I lift my hand and cup it about one of his cheeks.

"I am sorry," he whispers. "I am so sorry."

He is apologizing for the pain and hurt of the past. For our baby. The child that we lost.

"Don’t be," I say, weeping. "Oh, don’t be." I look at him. "We can't stay paused forever, Jae. We have to stop looking backwards." I am crying, but smiling through my tears. "We should be looking forward to the future."

"Even though everything we have, everything we are, is created by the past?" he says.

"The past shaped us, but we can't let it dictate us," I say. "The present is what counts, and my present is you, Mark Caspian Jung. It's time to let go of the past."

We lie where we are for a while, on the river bank, gazing upward through leaves that are half green, half yellow to the cloudless blue of the sky beyond. I remember the heavy pull of despair, the dark days of bereftment, the long nights of loneliness. I remember, and then I close my eyes. Goodbye, my baby, my angel. Mummy loves you. Daddy loves you. Goodbye, and be free.
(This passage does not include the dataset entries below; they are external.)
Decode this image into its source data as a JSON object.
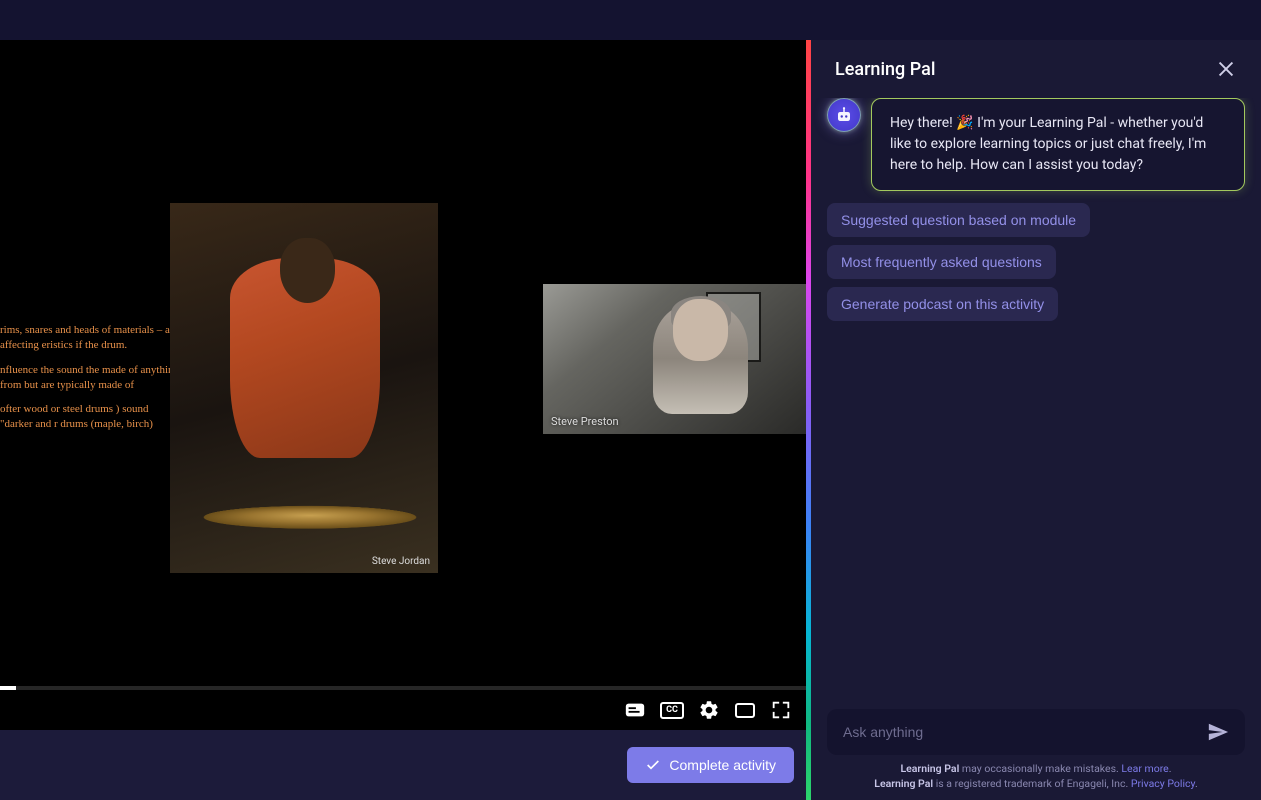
{
  "video": {
    "slide": {
      "text_lines": [
        "rims, snares and heads of materials – all affecting eristics if the drum.",
        "nfluence the sound the made of anything from but are typically made of",
        "ofter wood or steel drums ) sound \"darker and r drums (maple, birch)"
      ],
      "drummer_caption": "Steve Jordan"
    },
    "webcam_caption": "Steve Preston",
    "controls": {
      "cc_label": "CC"
    }
  },
  "complete_button_label": "Complete activity",
  "chat": {
    "title": "Learning Pal",
    "greeting": "Hey there! 🎉  I'm your Learning Pal - whether you'd like to explore learning topics or just chat freely, I'm here to help. How can I assist you today?",
    "suggestions": [
      "Suggested question based on module",
      "Most frequently asked questions",
      "Generate podcast on this activity"
    ],
    "input_placeholder": "Ask anything",
    "disclaimer": {
      "brand": "Learning Pal",
      "line1_rest": " may occasionally make mistakes. ",
      "learn_more": "Lear more",
      "line2_rest": " is a registered trademark of Engageli, Inc. ",
      "privacy": "Privacy Policy"
    }
  }
}
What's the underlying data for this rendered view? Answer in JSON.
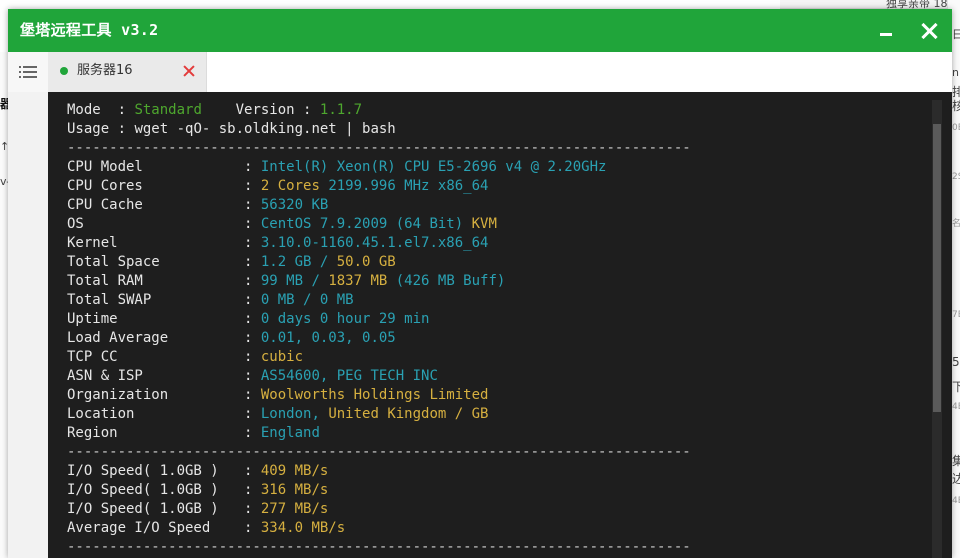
{
  "window": {
    "title": "堡塔远程工具 v3.2"
  },
  "tab": {
    "label": "服务器16"
  },
  "background": {
    "fragments": [
      "独享亲带 18",
      "日",
      "器",
      "↑",
      "v-",
      "n",
      "排",
      "核",
      "0B",
      "2S",
      "名",
      "7B",
      "5",
      "下",
      "4E",
      "集",
      "达",
      "4E"
    ]
  },
  "terminal": {
    "header": {
      "mode_label": "Mode  : ",
      "mode_value": "Standard",
      "version_label": "Version : ",
      "version_value": "1.1.7",
      "usage_label": "Usage : ",
      "usage_value": "wget -qO- sb.oldking.net | bash"
    },
    "separator": "--------------------------------------------------------------------------",
    "system": {
      "cpu_model_label": "CPU Model            : ",
      "cpu_model": "Intel(R) Xeon(R) CPU E5-2696 v4 @ 2.20GHz",
      "cpu_cores_label": "CPU Cores            : ",
      "cpu_cores_count": "2 Cores",
      "cpu_cores_freq": " 2199.996 MHz x86_64",
      "cpu_cache_label": "CPU Cache            : ",
      "cpu_cache": "56320 KB",
      "os_label": "OS                   : ",
      "os": "CentOS 7.9.2009 (64 Bit) ",
      "os_virt": "KVM",
      "kernel_label": "Kernel               : ",
      "kernel": "3.10.0-1160.45.1.el7.x86_64",
      "total_space_label": "Total Space          : ",
      "total_space_used": "1.2 GB / ",
      "total_space_total": "50.0 GB",
      "total_ram_label": "Total RAM            : ",
      "total_ram_used": "99 MB / ",
      "total_ram_total": "1837 MB",
      "total_ram_buff": " (426 MB Buff)",
      "total_swap_label": "Total SWAP           : ",
      "total_swap": "0 MB / 0 MB",
      "uptime_label": "Uptime               : ",
      "uptime": "0 days 0 hour 29 min",
      "load_label": "Load Average         : ",
      "load": "0.01, 0.03, 0.05",
      "tcp_label": "TCP CC               : ",
      "tcp": "cubic",
      "asn_label": "ASN & ISP            : ",
      "asn": "AS54600, PEG TECH INC",
      "org_label": "Organization         : ",
      "org": "Woolworths Holdings Limited",
      "location_label": "Location             : ",
      "location_city": "London, ",
      "location_country": "United Kingdom / GB",
      "region_label": "Region               : ",
      "region": "England"
    },
    "io": {
      "io1_label": "I/O Speed( 1.0GB )   : ",
      "io1": "409 MB/s",
      "io2_label": "I/O Speed( 1.0GB )   : ",
      "io2": "316 MB/s",
      "io3_label": "I/O Speed( 1.0GB )   : ",
      "io3": "277 MB/s",
      "avg_label": "Average I/O Speed    : ",
      "avg": "334.0 MB/s"
    }
  },
  "colors": {
    "titlebar": "#20a53a",
    "terminal_bg": "#1e1e1e",
    "green": "#4ea72e",
    "teal": "#2aa1b3",
    "yellow": "#d6b040",
    "status_dot": "#20a53a",
    "tab_close": "#e33b3b"
  },
  "icons": {
    "menu": "hamburger-list-icon",
    "minimize": "minimize-icon",
    "close": "close-icon",
    "tab_status": "status-dot-icon",
    "tab_close": "tab-close-icon"
  }
}
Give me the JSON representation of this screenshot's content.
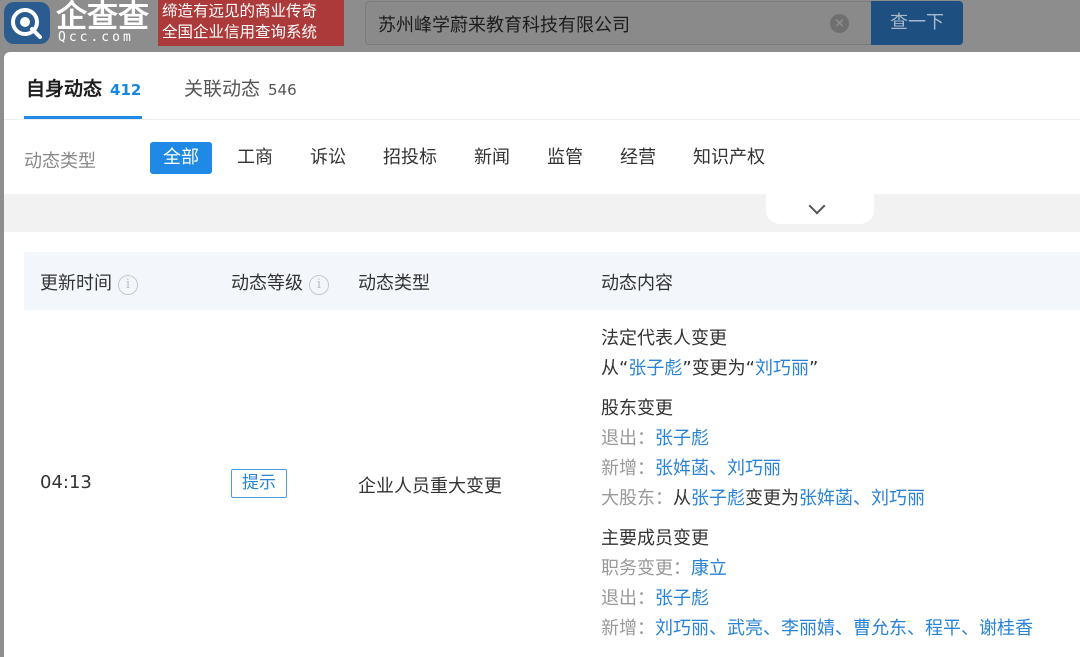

We get to our feet after a while, and turn to walk away in the direction of home. The leaves are even more yellow above my head here. It is undeniably autumn. Soon all the leaves would be down and it would be winter. But, with him by my side, my precious, precious Jae, I will look beyond winter to the spring that inevitably follows, bringing back colour and life and hope.

We walk away, and leave our sorrow and our pain and our hurt on the river bank.

He stops, just within sight of the apartment block, and there in the dark, beyond the light of the street lamps, cool tendrils of autumn mist curling about him, he turns to me, and takes my right hand in his, which is warm in contrast with my own - and he...

Oh, yes, he really does. He goes down on one knee before me.

"Yiseul, my darling, love of my life," he says, looking up at me, his very dark eyes soulful, almost worshipful, and surely many fathoms deep, "Will you do me the great honour of marrying me and making me the happiest of men?"

"I will," I say, and smile through a blur of tears.

He lifts my hand to his lips, and kisses it, and I feel the dampness on it, and when he looks up, his eyes are filled with tears.

I kiss him tenderly, and he kisses me back, my fiancé, soon to be my husband. The same awe overcomes me again: the same awe, the same searing happiness, the same throat-constricting realization that, this man, that I had almost lost, wants to marry me, and spend the rest of his life with me.

"I love you,  Jung Yiseul."

"I love you, Mark Jung, Caspian, Jae, Jaehyun, Jung Yoonoh."